Однако Дарья Власьевна в окончательную победу большевиков не верила и частенько, запершись во флигеле, открывала чемодан и ласково поглаживала толстыми пальцами свое иллюзорное сокровище.

В тот день, когда белые батальоны атаковали город, вдова Африканова, ободренная быстро нарастающей стрельбой, решила провести торжественный смотр своих богатств. Накинув дверной крючок, она опустила занавеску на окошке и, разложив бывшие деньги на кровати, стала разбирать их по пачкам в соответствии с происхождением и предполагаемой ценностью. Время от времени над двором пролетали снаряды, но это не мешало приятной работе. «Бог не выдаст, свинья не съест» – так философски мыслила вдова, давно привыкшая и, к обстрелам, и к смене властей.

И ей действительно удалось довести свой труд до конца и уложить пачки снова в чемодан. Однако снаряды начали падать ближе. Все обитатели двора давно сидели в погребе, но Дарья Власьевна не хотела идти туда с чемоданом, а оставить его во флигеле без присмотра не решалась. Ей пришло в голову, что во флигель может попасть снаряд и деньги погибнут. О собственной возможной гибели она как-то не думала, но меры предосторожности все-таки приняла. Опустившись на корточки, Дарья Власьевна залезла под кровать, легла в темноте на бок, положив голову на стоптанные домашние туфли, подтянула чемодан, прижав его руками к животу, и, прежде чем ее убили, поворочалась немного, выбирая положение поспокойнее, устроилась наконец и умерла смертью внезапной и счастливой, с легкой душой, согретой радостными надеждами.

Однако легкая для вдовы смерть произвела очень тяжелое впечатление на беременную Таню. Нет, она совсем не сожалела об Африкановой, которую считала женщиной пустой и в ее сорок лет почти старухой. Потрясло то, что осталось от Дарьи Власьевны в полуразрушенном взрывом флигеле, – ужасная смесь кусков только что живого, жирного, откормленного сладкими пирожками человеческого тела с рваными и опаленными бумажками, которые недавно еще составляли предмет забот и даже вожделений многих людей.

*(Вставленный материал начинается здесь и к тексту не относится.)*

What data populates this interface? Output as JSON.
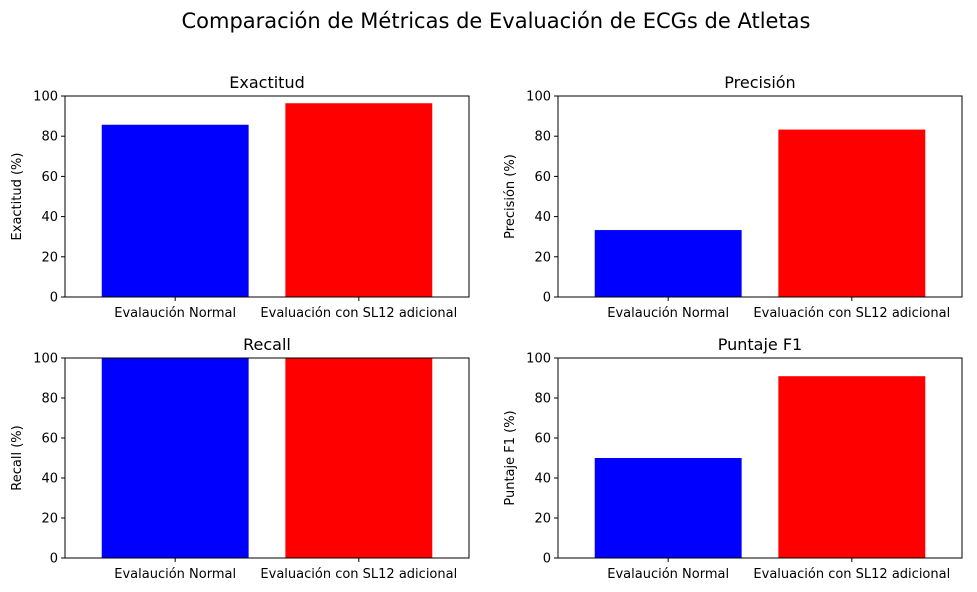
{
  "figure": {
    "title": "Comparación de Métricas de Evaluación de ECGs de Atletas"
  },
  "chart_data": [
    {
      "type": "bar",
      "title": "Exactitud",
      "ylabel": "Exactitud (%)",
      "xlabel": "",
      "categories": [
        "Evalaución Normal",
        "Evaluación con SL12 adicional"
      ],
      "values": [
        85.7,
        96.4
      ],
      "colors": [
        "#0000ff",
        "#ff0000"
      ],
      "ylim": [
        0,
        100
      ],
      "yticks": [
        0,
        20,
        40,
        60,
        80,
        100
      ],
      "grid": false
    },
    {
      "type": "bar",
      "title": "Precisión",
      "ylabel": "Precisión (%)",
      "xlabel": "",
      "categories": [
        "Evalaución Normal",
        "Evaluación con SL12 adicional"
      ],
      "values": [
        33.3,
        83.3
      ],
      "colors": [
        "#0000ff",
        "#ff0000"
      ],
      "ylim": [
        0,
        100
      ],
      "yticks": [
        0,
        20,
        40,
        60,
        80,
        100
      ],
      "grid": false
    },
    {
      "type": "bar",
      "title": "Recall",
      "ylabel": "Recall (%)",
      "xlabel": "",
      "categories": [
        "Evalaución Normal",
        "Evaluación con SL12 adicional"
      ],
      "values": [
        100,
        100
      ],
      "colors": [
        "#0000ff",
        "#ff0000"
      ],
      "ylim": [
        0,
        100
      ],
      "yticks": [
        0,
        20,
        40,
        60,
        80,
        100
      ],
      "grid": false
    },
    {
      "type": "bar",
      "title": "Puntaje F1",
      "ylabel": "Puntaje F1 (%)",
      "xlabel": "",
      "categories": [
        "Evalaución Normal",
        "Evaluación con SL12 adicional"
      ],
      "values": [
        50,
        90.9
      ],
      "colors": [
        "#0000ff",
        "#ff0000"
      ],
      "ylim": [
        0,
        100
      ],
      "yticks": [
        0,
        20,
        40,
        60,
        80,
        100
      ],
      "grid": false
    }
  ]
}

Отталкивающее зрелище могло подавить и сильного человека, а Таня и без того последние недели не жила, а существовала, сломленная известием о смерти Юрия. Невозможно было представить, что ей предстоит прожить, может быть, сорок или пятьдесят лет, в два раза больше, чем прожила она до сих пор, а Юрия никогда, никогда не будет. И конечно же невозможно было поверить, что он, молодой, с упругими мышцами под гладкой белой кожей, с серо-голубыми добрыми глазами, с шелковистыми каштановыми волосами, может быть мертвым, холодным и недвижимым…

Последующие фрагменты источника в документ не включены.